Nested iteration example

c <- matrix(0, nrow=nrow(a), ncol=ncol(b))
if (ncol(a) == nrow(b)) {
  for (i in 1:nrow(c)) {
    for (j in 1:ncol(c)) {
      for (k in 1:ncol(a)) {
        c[i,j] <- c[i,j] + a[i,k]*b[k,j]
      }
    }
  }
} else {
  stop("matrices a and b non-conformable")
}

while(): conditional iteration

while (max(x) - 1 > 1e-06) {
  x <- sqrt(x)
}

Condition in the argument to while must be a single Boolean value (like if)

Body is looped over until the condition is FALSE so can loop forever

Loop never begins unless the condition starts TRUE

for() vs. while()

for() is better when the number of times to repeat (values to iterate over) is clear in advance

while() is better when you can recognize when to stop once you're there, even if you can't guess it to begin with

Every for() could be replaced with a while()
Exercise: show this

Avoiding iteration

R has many ways of avoiding iteration, by acting on whole objects

  • It's conceptually clearer
  • It leads to simpler code
  • It's faster (sometimes a little, sometimes drastically)

Vectorized arithmetic

How many languages add 2 vectors:

c <- vector(length(a))
for (i in 1:length(a)) {  c[i] <- a[i] + b[i]  }

How R adds 2 vectors:

a+b

or a triple for() loop for matrix multiplication vs. a %*% b

Advantages of vectorizing

  • Clarity: the syntax is about what we're doing
  • Concision: we write less
  • Abstraction: the syntax hides how the computer does it
  • Generality: same syntax works for numbers, vectors, arrays, … - Speed: modifying big vectors over and over is slow in R; work gets done by optimized low-level code

Vectorized calculations

Many functions are set up to vectorize automatically

abs(-3:3)
[1] 3 2 1 0 1 2 3
log(1:7)
[1] 0.0000 0.6931 1.0986 1.3863 1.6094 1.7918 1.9459

See also apply() from last week

We'll come back to this in great detail later

Vectorized conditions: ifelse()

ifelse(x^2 > 1, 2*abs(x)-1, x^2)

1st argument is a Boolean vector, then pick from the 2nd or 3rd vector arguments as TRUE or FALSE

Summary

  • Dataframes
  • if, nested if, switch
  • Iteration: for, while
  • Avoiding iteration with whole-object (“vectorized”) operations

What Is Truth?

0 counts as FALSE; other numeric values count as TRUE; the strings “TRUE” and “FALSE” count as you'd hope; most everything else gives an error

Advice: Don't play games here; try to make sure control expressions are getting Boolean values

Conversely, in arithmetic, FALSE is 0 and TRUE is 1

mean(states$Murder > 7)
[1] 0.48

switch()

Simplify nested if with switch(): give a variable to select on, then a value for each option

switch(type.of.summary,
       mean=mean(states$Murder),
       median=median(states$Murder),
       histogram=hist(states$Murder),
       "I don't understand")

Exercise (off-line)

Set type.of.summary to, succesively, “mean”, “median”, “histogram”, and “mode”, and explain what happens

Unconditional iteration

repeat {
  print("Help!

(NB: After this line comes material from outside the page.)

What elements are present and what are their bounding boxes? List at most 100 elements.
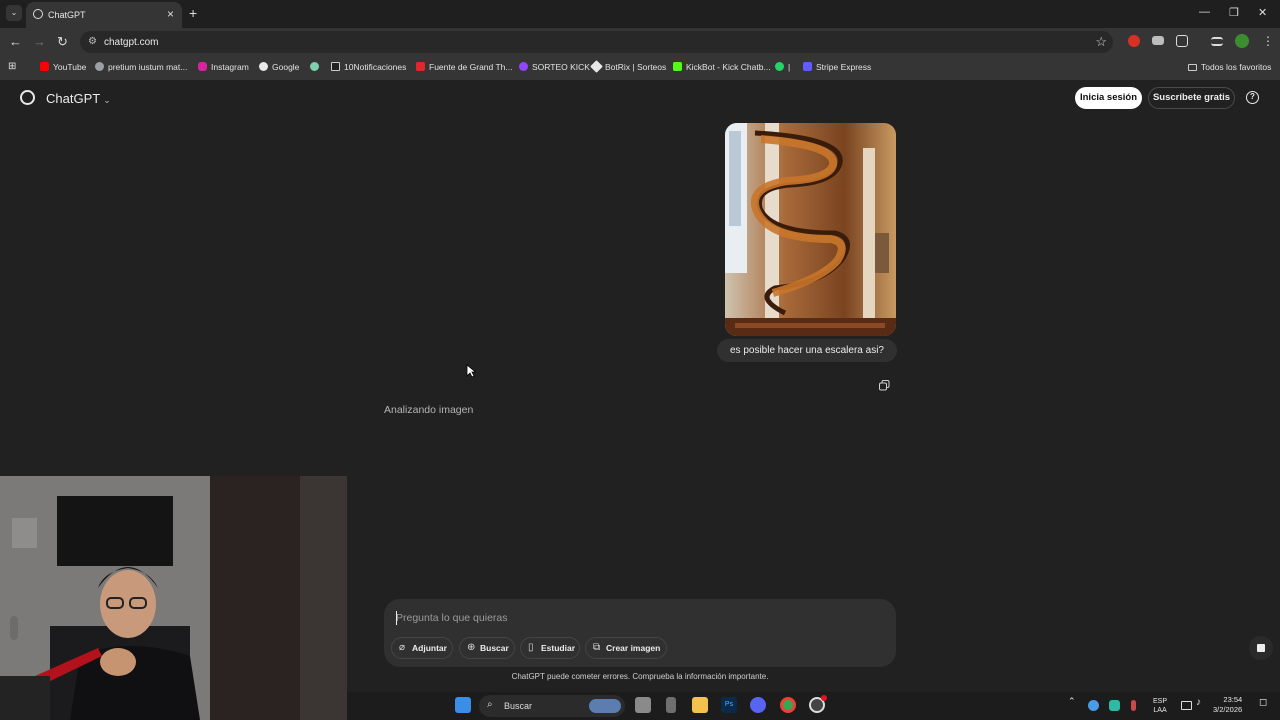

I am Dr. Morris Culpepper, trapped in an endless loop!")
}

"Manual" control over iteration

repeat {
  if (watched) { next() }
  print("Help! I am Dr. Morris Culpepper, trapped in an endless loop!")
  if (rescued) { break() }
}

break() exits the loop; next() skips the rest of the body and goes back into the loop

both work with for() and while() as well

Exercise: how would you replace while() with repeat()?